When I run loss.backward() I get an error saying

RuntimeError: leaf variable has been moved into the graph interior

I can’t understand why this is happening.

Here’s my complete code:

# Define the NN model to solve the problem
class Model(nn.Module):
    def __init__(self):
        super(Model, self).__init__()
        self.lin1 = nn.Linear(2,10)
        self.lin2 = nn.Linear(10,1)

    def forward(self, x):
        x = torch.sigmoid(self.lin1(x))
        x = self.lin2(x)
        return x

model = Model()

y = model(X_train)

loss = PDE(X_train, y)

loss.backward()

Nikronic · October 18, 2020, 7:12am

Hi,

I think the error is related to the input’s leaf state (although I am not exactly sure, this may help).

But you can try enable grads for input x, by using:

x = x.clone().detach().requires_grad_(True)

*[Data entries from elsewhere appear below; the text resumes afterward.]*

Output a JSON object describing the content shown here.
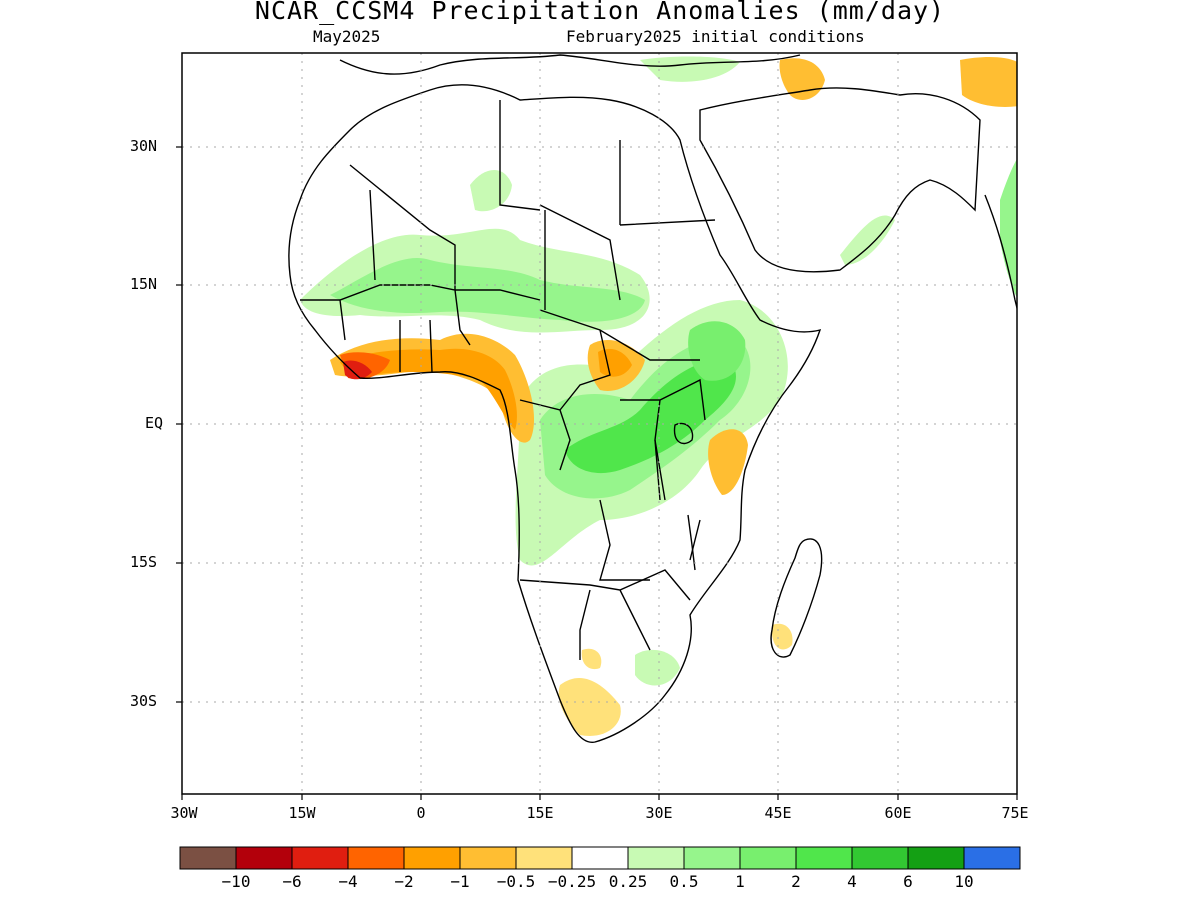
{
  "title": "NCAR_CCSM4 Precipitation Anomalies (mm/day)",
  "subtitle_left": "May2025",
  "subtitle_right": "February2025 initial conditions",
  "y_ticks": [
    "30N",
    "15N",
    "EQ",
    "15S",
    "30S"
  ],
  "x_ticks": [
    "30W",
    "15W",
    "0",
    "15E",
    "30E",
    "45E",
    "60E",
    "75E"
  ],
  "colorbar": {
    "colors": [
      "#7b5043",
      "#b3000b",
      "#e01e10",
      "#ff6400",
      "#ffa000",
      "#ffbe32",
      "#ffe17a",
      "#ffffff",
      "#c8fab4",
      "#96f58c",
      "#78ef6e",
      "#50e64b",
      "#32c832",
      "#14a014",
      "#2a6fe6"
    ],
    "labels": [
      "−10",
      "−6",
      "−4",
      "−2",
      "−1",
      "−0.5",
      "−0.25",
      "0.25",
      "0.5",
      "1",
      "2",
      "4",
      "6",
      "10"
    ]
  },
  "palette": {
    "dry_strong": "#e01e10",
    "dry_mid": "#ff6400",
    "dry": "#ffa000",
    "dry_light": "#ffbe32",
    "dry_faint": "#ffe17a",
    "wet_faint": "#c8fab4",
    "wet_light": "#96f58c",
    "wet": "#78ef6e",
    "wet_mid": "#50e64b",
    "wet_strong": "#32c832"
  }
}
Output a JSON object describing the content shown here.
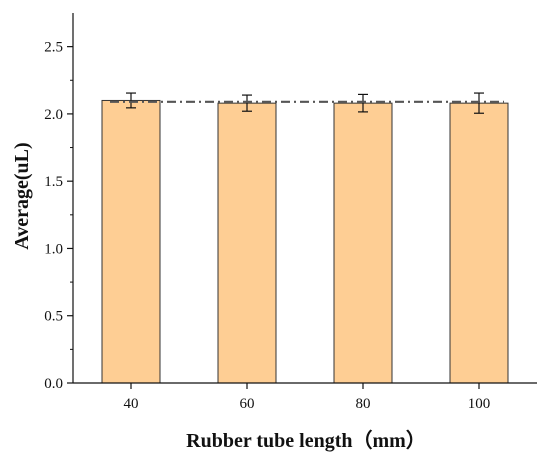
{
  "chart_data": {
    "type": "bar",
    "categories": [
      "40",
      "60",
      "80",
      "100"
    ],
    "values": [
      2.1,
      2.08,
      2.08,
      2.08
    ],
    "errors": [
      0.055,
      0.06,
      0.065,
      0.075
    ],
    "reference_line": 2.09,
    "xlabel": "Rubber tube length（mm）",
    "ylabel": "Average(uL)",
    "ylim": [
      0,
      2.75
    ],
    "yticks": [
      "0.0",
      "0.5",
      "1.0",
      "1.5",
      "2.0",
      "2.5"
    ],
    "colors": {
      "bar_fill": "#FECE94",
      "bar_stroke": "#333333",
      "axis": "#111111",
      "error_bar": "#111111",
      "reference_line": "#555555"
    },
    "grid": false,
    "legend": "none"
  }
}
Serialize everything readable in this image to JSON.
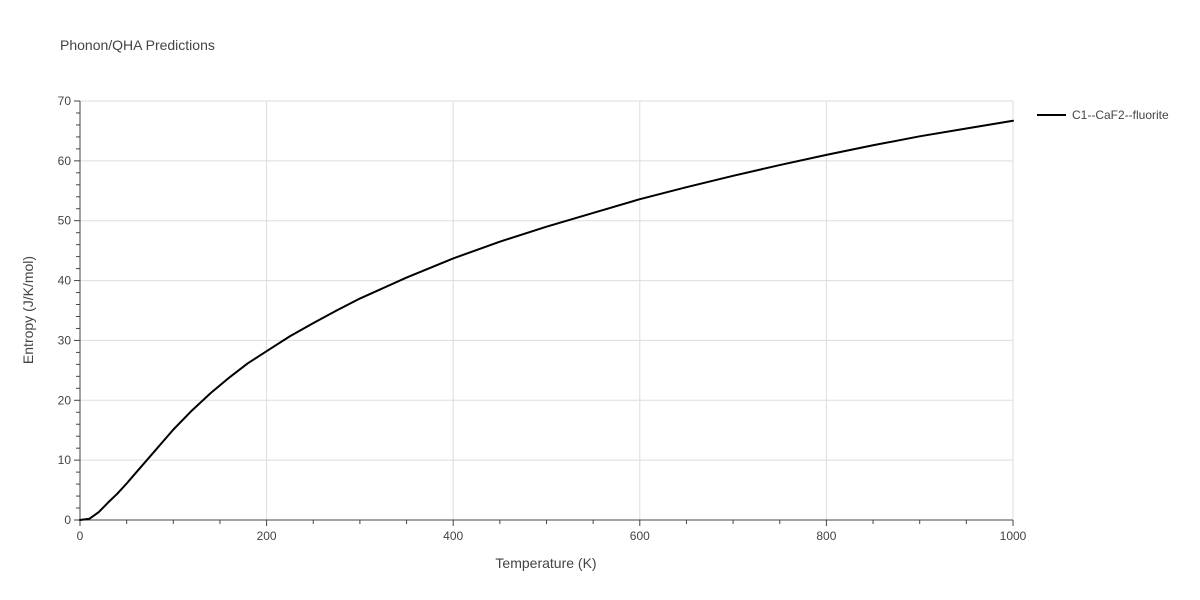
{
  "chart_data": {
    "type": "line",
    "title": "Phonon/QHA Predictions",
    "xlabel": "Temperature (K)",
    "ylabel": "Entropy (J/K/mol)",
    "xlim": [
      0,
      1000
    ],
    "ylim": [
      0,
      70
    ],
    "xticks": [
      0,
      200,
      400,
      600,
      800,
      1000
    ],
    "yticks": [
      0,
      10,
      20,
      30,
      40,
      50,
      60,
      70
    ],
    "grid": true,
    "legend_position": "top-right",
    "series": [
      {
        "name": "C1--CaF2--fluorite",
        "color": "#000000",
        "x": [
          0,
          10,
          20,
          30,
          40,
          50,
          60,
          70,
          80,
          90,
          100,
          120,
          140,
          160,
          180,
          200,
          225,
          250,
          275,
          300,
          350,
          400,
          450,
          500,
          550,
          600,
          650,
          700,
          750,
          800,
          850,
          900,
          950,
          1000
        ],
        "y": [
          0,
          0.2,
          1.3,
          2.9,
          4.4,
          6.1,
          7.9,
          9.7,
          11.5,
          13.3,
          15.1,
          18.3,
          21.2,
          23.8,
          26.2,
          28.2,
          30.7,
          32.9,
          35.0,
          37.0,
          40.5,
          43.7,
          46.5,
          49.0,
          51.3,
          53.6,
          55.6,
          57.5,
          59.3,
          61.0,
          62.6,
          64.1,
          65.4,
          66.7
        ]
      }
    ]
  }
}
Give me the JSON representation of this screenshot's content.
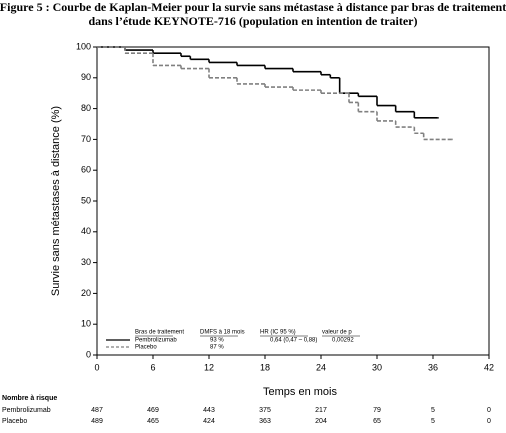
{
  "chart_data": {
    "type": "step",
    "title": [
      "Figure 5 : Courbe de Kaplan-Meier pour la survie sans métastase à distance par bras de traitement",
      "dans l’étude KEYNOTE-716 (population en intention de traiter)"
    ],
    "x_label": "Temps en mois",
    "y_label": "Survie sans métastases à distance (%)",
    "xlim": [
      0,
      42
    ],
    "xticks": [
      0,
      6,
      12,
      18,
      24,
      30,
      36,
      42
    ],
    "ylim": [
      0,
      100
    ],
    "yticks": [
      0,
      10,
      20,
      30,
      40,
      50,
      60,
      70,
      80,
      90,
      100
    ],
    "series": [
      {
        "name": "Pembrolizumab",
        "color": "#000000",
        "dash": false,
        "x": [
          0,
          3,
          6,
          9,
          10,
          12,
          15,
          18,
          21,
          24,
          25,
          26,
          28,
          30,
          32,
          34,
          36.5
        ],
        "values": [
          100,
          99,
          98,
          97,
          96,
          95,
          94,
          93,
          92,
          91,
          90,
          85,
          84,
          81,
          79,
          77,
          77
        ]
      },
      {
        "name": "Placebo",
        "color": "#808080",
        "dash": true,
        "x": [
          0,
          3,
          6,
          9,
          12,
          15,
          18,
          21,
          24,
          27,
          28,
          30,
          32,
          34,
          35,
          38
        ],
        "values": [
          100,
          98,
          94,
          93,
          90,
          88,
          87,
          86,
          85,
          82,
          79,
          76,
          74,
          72,
          70,
          70
        ]
      }
    ],
    "legend": {
      "headers": [
        "Bras de traitement",
        "DMFS à 18 mois",
        "HR (IC 95 %)",
        "valeur de p"
      ],
      "rows": [
        [
          "93 %",
          "0,64 (0,47 – 0,88)",
          "0,00292"
        ],
        [
          "87 %"
        ]
      ]
    },
    "risk_table": {
      "title": "Nombre à risque",
      "rows": [
        {
          "name": "Pembrolizumab",
          "values": [
            487,
            469,
            443,
            375,
            217,
            79,
            5,
            0
          ]
        },
        {
          "name": "Placebo",
          "values": [
            489,
            465,
            424,
            363,
            204,
            65,
            5,
            0
          ]
        }
      ]
    }
  }
}
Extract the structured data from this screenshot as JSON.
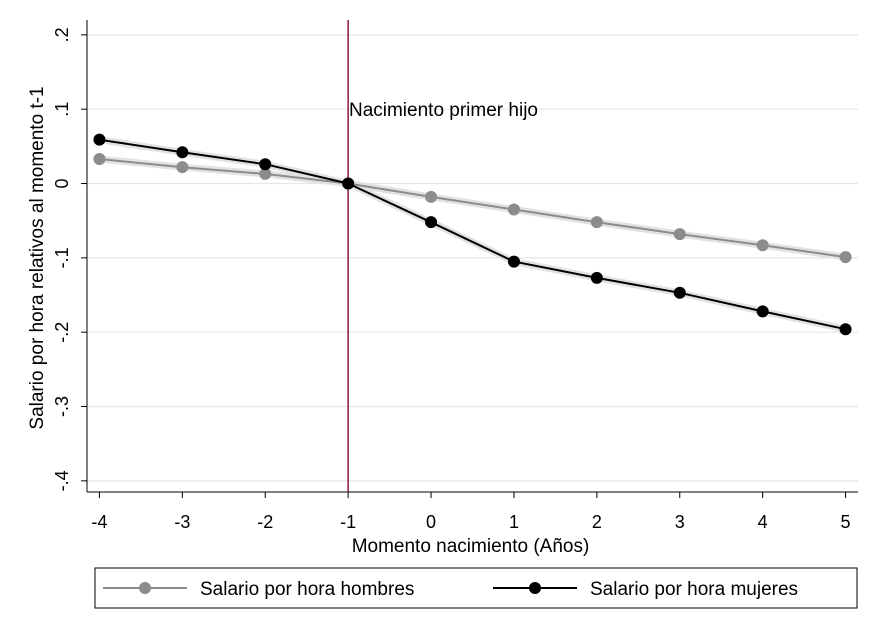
{
  "chart_data": {
    "type": "line",
    "xlabel": "Momento nacimiento (Años)",
    "ylabel": "Salario por hora relativos al momento t-1",
    "x": [
      -4,
      -3,
      -2,
      -1,
      0,
      1,
      2,
      3,
      4,
      5
    ],
    "xticks": [
      "-4",
      "-3",
      "-2",
      "-1",
      "0",
      "1",
      "2",
      "3",
      "4",
      "5"
    ],
    "yticks": [
      "-.4",
      "-.3",
      "-.2",
      "-.1",
      "0",
      ".1",
      ".2"
    ],
    "ytick_values": [
      -0.4,
      -0.3,
      -0.2,
      -0.1,
      0,
      0.1,
      0.2
    ],
    "xlim": [
      -4.15,
      5.15
    ],
    "ylim": [
      -0.415,
      0.22
    ],
    "grid": true,
    "legend_position": "bottom",
    "vline": {
      "x": -1,
      "color": "#8b1a3d",
      "label": "Nacimiento primer hijo",
      "label_x": 0.15,
      "label_y": 0.1
    },
    "series": [
      {
        "name": "Salario por hora hombres",
        "color": "#8c8c8c",
        "values": [
          0.033,
          0.022,
          0.013,
          0.0,
          -0.018,
          -0.035,
          -0.052,
          -0.068,
          -0.083,
          -0.099
        ]
      },
      {
        "name": "Salario por hora mujeres",
        "color": "#000000",
        "values": [
          0.059,
          0.042,
          0.026,
          0.0,
          -0.052,
          -0.105,
          -0.127,
          -0.147,
          -0.172,
          -0.196
        ]
      }
    ]
  }
}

as the first line of forward method.

Bests

Tushar_Gautam · October 18, 2020, 8:28am

Hi, I tried what you said but it’s not working. I’m getting an error that one of the input is not differentiable. I think it’s happening because the input doesn’t have required_grads=True.
As I’m just using NN to fit a PDE, I’ve to create X_train as follows:

x = np.arange(0.1,2.,0.1)
t = np.arange(0.1,20.,0.1)

X_train = torch.zeros((256,2), requires_grad=True)
for i in range(X_train.shape[0]):
    X_train[i,0]=x[np.random.randint(x.shape[0])]
    X_train[i,1]=t[np.random.randint(t.shape[0])]

I thought that the problem might be due to second derivative so I removed it but there’s same error. Attaching my complete code below (I think, looking at the complete code might help):

def PDE(X_train,model):
    y = model(X_train)
    first_derivative = torch.autograd.grad(y, X_train, 
                                     grad_outputs=y.data.new(y.shape).fill_(1),
                                     create_graph=True, retain_graph=True, allow_unused=True)[0]

    eq  = first_derivative[:,1] + first_derivative[:,0]

    bc1_inp1 = torch.zeros((X_train.shape))
    bc1_inp1[:,1] = X_train[:,1]
    bc1_inp2 = torch.ones((X_train.shape))*2.
    bc1_inp2[:,1] = X_train[:,1]
    bc1 = model(bc1_inp1) - model(bc1_inp2) 
    
    ic_inp = torch.zeros((X_train.shape))
    ic_inp[:,0] = X_train[:,0]
    ic = model(ic_inp) - torch.sin(np.pi*X_train[:,0])

    loss = torch.mean(eq**2) + torch.mean(bc1**2) + torch.mean(ic**2)

    return loss

opt = optim.Adam(model.parameters(),lr=0.1,amsgrad=True) # Got faster convergence with Adam using amsgrad

# Iterative learning
epochs = 1000
for epoch in range(epochs):
    opt.zero_grad()
    loss = PDE(X_train, model)
    #print("LOSS: ", loss)
    #print("X_train: ", X_train)
    opt.zero_grad()

    loss.backward()
    opt.step()
    #print("One step done")
    
    if epoch % 10 == 0:
        print('epoch {}, loss {}'.format(epoch, loss.item()))

Nikronic · October 18, 2020, 10:32am

Everything looks fine to me.
Maybe computation of derivatives is causing the issue.

In this post I have references to a notebook that solves possion equation which contains solving second order PDEs. I hope it helps.

Twilight · November 17, 2022, 11:52am

“grad_outputs=y.data.new(y.shape).fill_(1)” This destroys the computational graph, making it impossible to derive derivatives.